Le
Premier ministre du Cameroun, Philémon Yang, a signé ce 17 janvier un
communiqué dans lequel il déclare le
Français Necotrans officiellement
« défaillant » pour ce qui concerne la gestion du terminal polyvalent du port de Kribi.
Philémon Yang explique que la défaillance du logisticien français s’explique par son « défaut de signature du contrat de partenariat et ses annexes »,
conformément au règlement de l’appel d’offres qui lui avait permis de
postuler et gagner ce marché.

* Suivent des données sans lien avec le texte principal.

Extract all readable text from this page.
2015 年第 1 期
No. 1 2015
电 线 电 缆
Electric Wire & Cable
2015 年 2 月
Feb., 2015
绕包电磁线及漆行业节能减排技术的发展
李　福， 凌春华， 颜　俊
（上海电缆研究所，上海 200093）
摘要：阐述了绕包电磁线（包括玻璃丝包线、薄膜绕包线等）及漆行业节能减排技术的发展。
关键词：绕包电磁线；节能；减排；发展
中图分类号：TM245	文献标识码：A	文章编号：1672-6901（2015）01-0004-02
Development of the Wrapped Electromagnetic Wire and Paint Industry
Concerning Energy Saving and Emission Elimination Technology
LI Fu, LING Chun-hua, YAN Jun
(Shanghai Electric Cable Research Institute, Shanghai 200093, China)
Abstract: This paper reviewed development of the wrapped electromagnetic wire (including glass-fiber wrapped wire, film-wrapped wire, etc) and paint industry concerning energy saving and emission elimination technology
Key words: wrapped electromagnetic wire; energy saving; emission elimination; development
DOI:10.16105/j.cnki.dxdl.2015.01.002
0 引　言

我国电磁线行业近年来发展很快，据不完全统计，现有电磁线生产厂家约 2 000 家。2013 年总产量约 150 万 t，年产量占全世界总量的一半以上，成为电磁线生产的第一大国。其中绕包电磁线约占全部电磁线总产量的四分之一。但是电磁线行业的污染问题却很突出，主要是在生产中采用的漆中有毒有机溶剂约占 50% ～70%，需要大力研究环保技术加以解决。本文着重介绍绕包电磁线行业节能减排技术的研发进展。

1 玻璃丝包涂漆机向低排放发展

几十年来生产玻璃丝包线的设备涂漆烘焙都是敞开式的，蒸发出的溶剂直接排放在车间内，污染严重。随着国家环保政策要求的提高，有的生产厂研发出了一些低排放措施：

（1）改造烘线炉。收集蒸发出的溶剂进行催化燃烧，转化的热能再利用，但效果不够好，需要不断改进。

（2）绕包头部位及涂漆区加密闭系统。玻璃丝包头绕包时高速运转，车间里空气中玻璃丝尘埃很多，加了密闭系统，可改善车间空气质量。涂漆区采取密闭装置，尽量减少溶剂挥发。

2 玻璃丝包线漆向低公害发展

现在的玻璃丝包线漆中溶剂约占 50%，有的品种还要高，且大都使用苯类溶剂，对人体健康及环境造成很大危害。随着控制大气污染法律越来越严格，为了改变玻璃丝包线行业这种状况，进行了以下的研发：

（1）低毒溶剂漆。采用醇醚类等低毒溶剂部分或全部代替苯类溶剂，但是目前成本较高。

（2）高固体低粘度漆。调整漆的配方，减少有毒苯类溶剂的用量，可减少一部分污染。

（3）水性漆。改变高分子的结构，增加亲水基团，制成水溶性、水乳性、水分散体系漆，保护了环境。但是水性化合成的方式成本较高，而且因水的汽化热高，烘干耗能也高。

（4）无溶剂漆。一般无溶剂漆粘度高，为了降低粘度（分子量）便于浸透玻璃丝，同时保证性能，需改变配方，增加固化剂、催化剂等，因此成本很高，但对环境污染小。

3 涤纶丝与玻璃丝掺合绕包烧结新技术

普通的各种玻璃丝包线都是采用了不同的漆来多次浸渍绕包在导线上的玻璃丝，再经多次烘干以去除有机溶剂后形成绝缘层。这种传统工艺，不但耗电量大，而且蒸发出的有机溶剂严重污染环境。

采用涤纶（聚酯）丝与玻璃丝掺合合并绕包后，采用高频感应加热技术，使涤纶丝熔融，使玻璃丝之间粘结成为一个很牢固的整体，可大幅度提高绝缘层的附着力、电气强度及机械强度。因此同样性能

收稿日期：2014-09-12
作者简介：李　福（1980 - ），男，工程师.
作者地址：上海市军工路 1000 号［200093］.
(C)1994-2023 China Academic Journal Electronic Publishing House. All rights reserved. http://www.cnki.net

En conséquence, poursuit le Premier
ministre, « le contrat de partenariat pour l’exploitation, la
maintenance du terminal polyvalent du port autonome de Kribi, adjugé le
26 août 2015 au groupement Necotrans-Kpmo, est définitivement retiré et
les termes du communiqué d’attribution sont ainsi rapportés ».
Cette
communication de Philémon Yang n’est pas une surprise mais davantage un
acte d'officialisation de la rupture de contrat entre le Cameroun et
Necotrans. En effet, cela fait plusieurs mois que l’Etat du Cameroun est
à la recherche de nouveaux partenaires pour gérer le terminal
polyvalent de Kribi. Et pour cause, le tribunal de commerce de Paris a
rendu, le 25 août 2017, son jugement dans le cadre du redressement
judiciaire du groupe Necotrans.
Le journal français Les Echos
révèle qu'au tribunal de commerce de Paris, l'offre de rachat des
actifs de Necotrans par le consortium Bolloré - APCH - Premium -
Privinvest a permis le maintien de 86 des 119 emplois directs dans les
sociétés françaises, et de 1 100 emplois dans les filiales africaines,
pour une valorisation globale d'environ 17,2 millions d'euros (environ
11,266 milliards FCFA).
Au
Cameroun, le consortium conduit par Necotrans avait été désigné
adjudicataire, en 2014, du contrat de partenariat pour l’exploitation et
la maintenance du terminal polyvalent du port en eau profonde de Kribi.
Le contrat avec la partie camerounaise prévoyait une concession de 20
ans et des investissements de 26,2 millions d’euros (environ 17
milliards FCFA) et des redevances à verser à l’Etat camerounais.